The upcoming sections will describe each dashboard.

Django Overview Dashboard

The Django overview dashboard focuses on providing an overview of your entire system, with both the cache and database included. The following things are core for the dashboard:

Requests - Provides a section that covers request of your Django application. See the request volume (req/s) and the response status codes (2xx, 3xx, 4xx, 5xx).
Database - Provides a section that covers the database usage of your Django application. See the database operations (ops/s), the database latency (p50, p95, p99, p99.9), the database connections currently open, the total number of migrations applied/unapplied and lastly a weekly breakdown of database errors.
Cache - Provides a section that covers the cache usage of your Django application. See the cache hit rate in percentage and the hit/miss volume (ops/s).

django-overview

Django Requests Overview Dashboard

The Django requests overview focuses on providing an overview of just requests to your system. The following things are core for the dashboard:

Filters - Allows us to filter by view and method, which are applied to the majority of panels.
Summary - An overview of the request volume (req/s), success rate (% of non 4-5xx responses), a p95 latency graph and lastly a p95 request body size.
API views & others - A graph of response statuses by status and view, and a table of request latency by view of non admin views.
Admin views - A graph of response statuses by status and view, and a table of request latency by view of admin views.
Weekly breakdowns - Weekly breakdowns for top templates, top exceptions by type, top exceptions by view and top responses by view.

django-requests-overview

Django Requests by View Dashboard

The Django requests by view focuses on providing a breakdown of specific views and visualizing the more expensive metrics such as request latency. The following things are core for the dashboard:

Filters - Allows us to filter by view and method, which are applied to the majority of panels.
Summary - An overview of the request volume (req/s), success rate (% of non 4-5xx responses), a p95 latency graph and lastly a p95 request body size.
Requests & responses - A graph of requests per second and a graph of response statuses by status summarized grouped by the status codes 200-299, 300-399, 400-499 and 500-599.
Latency & Status Codes - A graph of response statuses by each individual status and method and a graph of request latency by the buckets p50, p95, p99 and p99.9.

django-requests-by-view

Alerts

Alerts are trickier to get right for a generic use case, however they are still provided by the Django-mixin. They are also configurable with the config.libsonnet package in the repository, if you are familiar with Jsonnet then customizing the alerts should be fairly straight forward. The alerts can be found on GitHub and I’ll add a description for the alerts below.

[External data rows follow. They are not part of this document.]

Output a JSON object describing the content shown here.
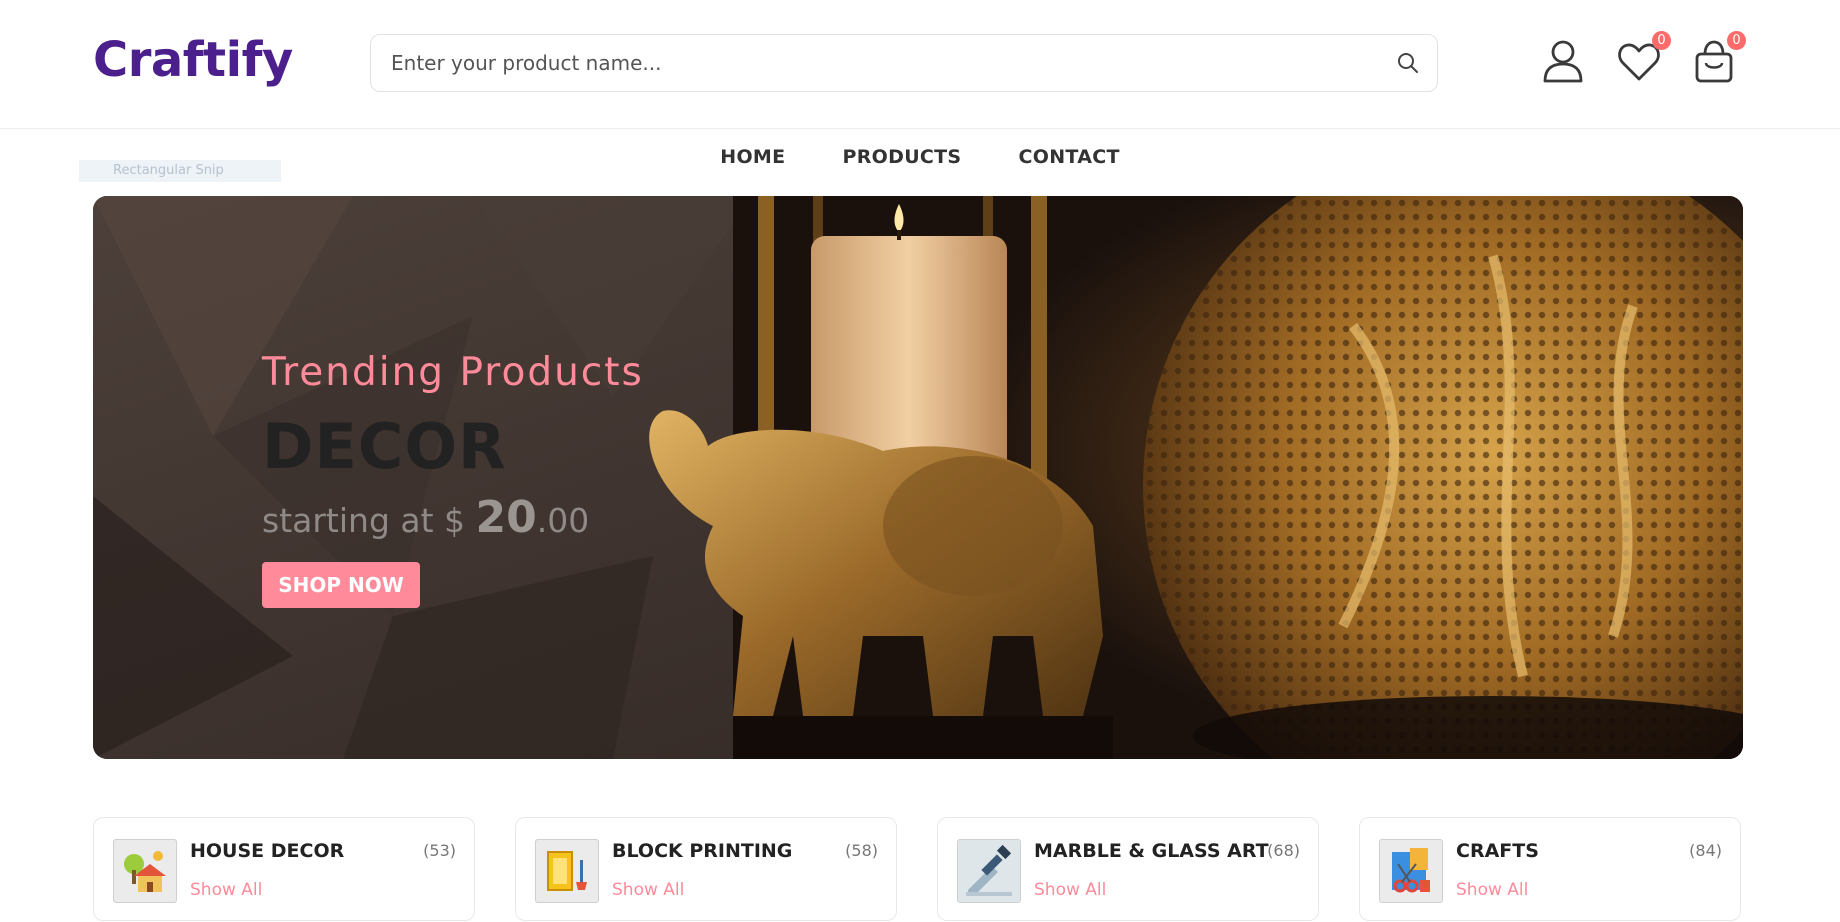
{
  "brand": {
    "name": "Craftify",
    "color": "#4b1f8c"
  },
  "search": {
    "placeholder": "Enter your product name..."
  },
  "header_icons": [
    {
      "name": "account-icon"
    },
    {
      "name": "heart-icon",
      "badge": "0"
    },
    {
      "name": "shopping-bag-icon",
      "badge": "0"
    }
  ],
  "nav": {
    "items": [
      "HOME",
      "PRODUCTS",
      "CONTACT"
    ]
  },
  "overlay_ghost": "Rectangular Snip",
  "hero": {
    "subtitle": "Trending Products",
    "title": "DECOR",
    "price_prefix": "starting at $",
    "price_main": "20",
    "price_cents": ".00",
    "button": "SHOP NOW",
    "accent": "#ff8a9a"
  },
  "categories": [
    {
      "name": "HOUSE DECOR",
      "count": "(53)",
      "link": "Show All",
      "icon": "house-decor-icon"
    },
    {
      "name": "BLOCK PRINTING",
      "count": "(58)",
      "link": "Show All",
      "icon": "block-printing-icon"
    },
    {
      "name": "MARBLE & GLASS ART",
      "count": "(68)",
      "link": "Show All",
      "icon": "marble-glass-art-icon"
    },
    {
      "name": "CRAFTS",
      "count": "(84)",
      "link": "Show All",
      "icon": "crafts-icon"
    }
  ]
}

Alert name: DjangoMigrationsUnapplied

Alerts when Django has unapplied migrations for longer than 15 minutes, indicating that a new rollout was finished, but migrations have not been run.

Alert name: DjangoDatabaseExceptions

Alerts when Django has hit database exceptions in the last 10 minutes.

Alert name: DjangoHighHttp4xxErrorRate

Alerts when more than 5% HTTP requests with status 4xx for a specific view in the past 5 minutes.

Alert name: DjangoHighHttp5xxErrorRate

Alerts when more than 5% HTTP requests with status 5xx for a specific view in the past 5 minutes.

Adjust these and add any new ones that you require!

Summary

Django-prometheus is a great library, and Grafana and Prometheus are amazing open source tools for monitoring purposes. The dashboard and alerts presented in this blog post should be easy to reuse and extend if needed. I think they set a good basis for monitoring, but they can be improved and adjusted, therefore it would be great if you have any suggestions that you open issues in the Django-mixin GitHub repository. Looking for any input to hopefully standardize dashboards and alerts for Django over time!